The dynamite and ginger Jack brought to the roofing trade was necessary to exploit this advantage. But listening to him describe the factors that produced Eastern’s early success, I realized I’d fallen prey to the same fallacy that had led Milton Gordon to attribute the achievements of Jewish garment workers solely to their industry and ambition, and not the conditions in which their ethic thrived. The self-made mythology has evolved in its 200 years: from an exuberant celebration of opportunity in the young republic to a stern admonition against excess in the antebellum years; from a naive story of pluck rewarded in the post-Civil War-era, to a brazen defense of money-getting in the Gilded Age; from a beacon to the great wave’s huddled masses, to a pep talk for the young women of the digital age. The one constant, however, has been the idea that character trumps circumstance. I’d caught myself buying into it.

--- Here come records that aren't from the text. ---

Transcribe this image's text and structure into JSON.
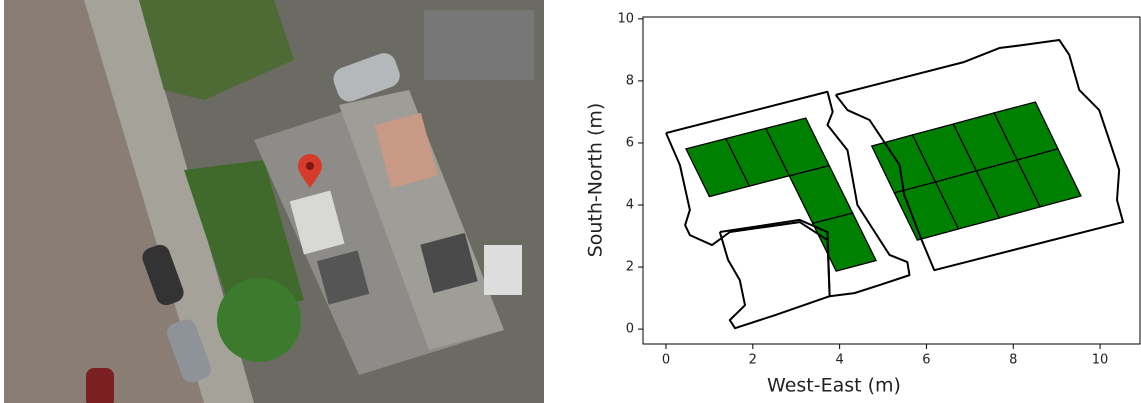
{
  "chart_data": {
    "type": "layout",
    "xlabel": "West-East (m)",
    "ylabel": "South-North (m)",
    "xlim": [
      -0.53,
      10.92
    ],
    "ylim": [
      -0.48,
      10.06
    ],
    "xticks": [
      0,
      2,
      4,
      6,
      8,
      10
    ],
    "yticks": [
      0,
      2,
      4,
      6,
      8,
      10
    ],
    "outline_color": "#000000",
    "panel_color": "#008000",
    "outlines": [
      {
        "x": [
          0,
          3.72,
          3.84,
          3.72,
          4.18,
          4.41,
          5.15,
          5.56,
          5.61,
          4.92,
          4.34,
          3.77,
          3.72,
          3.08,
          1.47,
          1.06,
          0.55,
          0.44,
          0.55,
          0.32,
          0
        ],
        "y": [
          6.32,
          7.65,
          7.0,
          6.58,
          5.77,
          4.0,
          2.39,
          2.16,
          1.74,
          1.42,
          1.16,
          1.06,
          2.87,
          3.45,
          3.13,
          2.71,
          3.03,
          3.35,
          3.84,
          5.29,
          6.32
        ]
      },
      {
        "x": [
          1.24,
          3.08,
          3.72,
          3.77,
          2.51,
          1.59,
          1.47,
          1.82,
          1.7,
          1.43,
          1.24
        ],
        "y": [
          3.13,
          3.52,
          3.13,
          1.06,
          0.45,
          0.03,
          0.29,
          0.77,
          1.58,
          2.23,
          3.13
        ]
      },
      {
        "x": [
          3.91,
          6.87,
          7.68,
          8.25,
          9.06,
          9.29,
          9.52,
          9.98,
          10.21,
          10.44,
          10.39,
          10.53,
          6.18,
          5.89,
          5.49,
          5.38,
          4.69,
          4.18,
          3.91
        ],
        "y": [
          7.55,
          8.61,
          9.06,
          9.16,
          9.32,
          8.84,
          7.71,
          7.06,
          6.1,
          5.13,
          4.16,
          3.45,
          1.9,
          2.87,
          4.32,
          5.29,
          6.74,
          7.06,
          7.55
        ]
      }
    ],
    "panels": [
      {
        "x": [
          0.46,
          1.38,
          1.92,
          1.0
        ],
        "y": [
          5.81,
          6.14,
          4.61,
          4.27
        ]
      },
      {
        "x": [
          1.38,
          2.3,
          2.84,
          1.92
        ],
        "y": [
          6.14,
          6.47,
          4.94,
          4.61
        ]
      },
      {
        "x": [
          2.3,
          3.22,
          3.76,
          2.84
        ],
        "y": [
          6.47,
          6.8,
          5.27,
          4.94
        ]
      },
      {
        "x": [
          2.84,
          3.76,
          4.3,
          3.38
        ],
        "y": [
          4.94,
          5.27,
          3.74,
          3.41
        ]
      },
      {
        "x": [
          3.38,
          4.3,
          4.84,
          3.92
        ],
        "y": [
          3.41,
          3.74,
          2.21,
          1.87
        ]
      },
      {
        "x": [
          4.74,
          5.68,
          6.21,
          5.26
        ],
        "y": [
          5.9,
          6.26,
          4.74,
          4.39
        ]
      },
      {
        "x": [
          5.68,
          6.62,
          7.15,
          6.21
        ],
        "y": [
          6.26,
          6.61,
          5.1,
          4.74
        ]
      },
      {
        "x": [
          6.62,
          7.56,
          8.09,
          7.15
        ],
        "y": [
          6.61,
          6.97,
          5.45,
          5.1
        ]
      },
      {
        "x": [
          7.56,
          8.51,
          9.03,
          8.09
        ],
        "y": [
          6.97,
          7.32,
          5.81,
          5.45
        ]
      },
      {
        "x": [
          5.26,
          6.21,
          6.74,
          5.79
        ],
        "y": [
          4.39,
          4.74,
          3.23,
          2.87
        ]
      },
      {
        "x": [
          6.21,
          7.15,
          7.68,
          6.74
        ],
        "y": [
          4.74,
          5.1,
          3.58,
          3.23
        ]
      },
      {
        "x": [
          7.15,
          8.09,
          8.62,
          7.68
        ],
        "y": [
          5.1,
          5.45,
          3.94,
          3.58
        ]
      },
      {
        "x": [
          8.09,
          9.03,
          9.56,
          8.62
        ],
        "y": [
          5.45,
          5.81,
          4.29,
          3.94
        ]
      }
    ]
  }
}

Jack knew better. Though an unapologetic believer in the power of hard work to lift men above their means, he allowed that even the hardest worker can’t impose his will on the world—he acknowledged that other men, and other forces, played a role in his rise. Over the years, I now saw, I had revised my father’s story in the retelling to emphasize his accomplishment, and his agency, just as William Temple Franklin had done with his grandfather Benjamin’s story. I’d counted myself a skeptic. It turned out I’d been a believer, and a mythmaker, all along.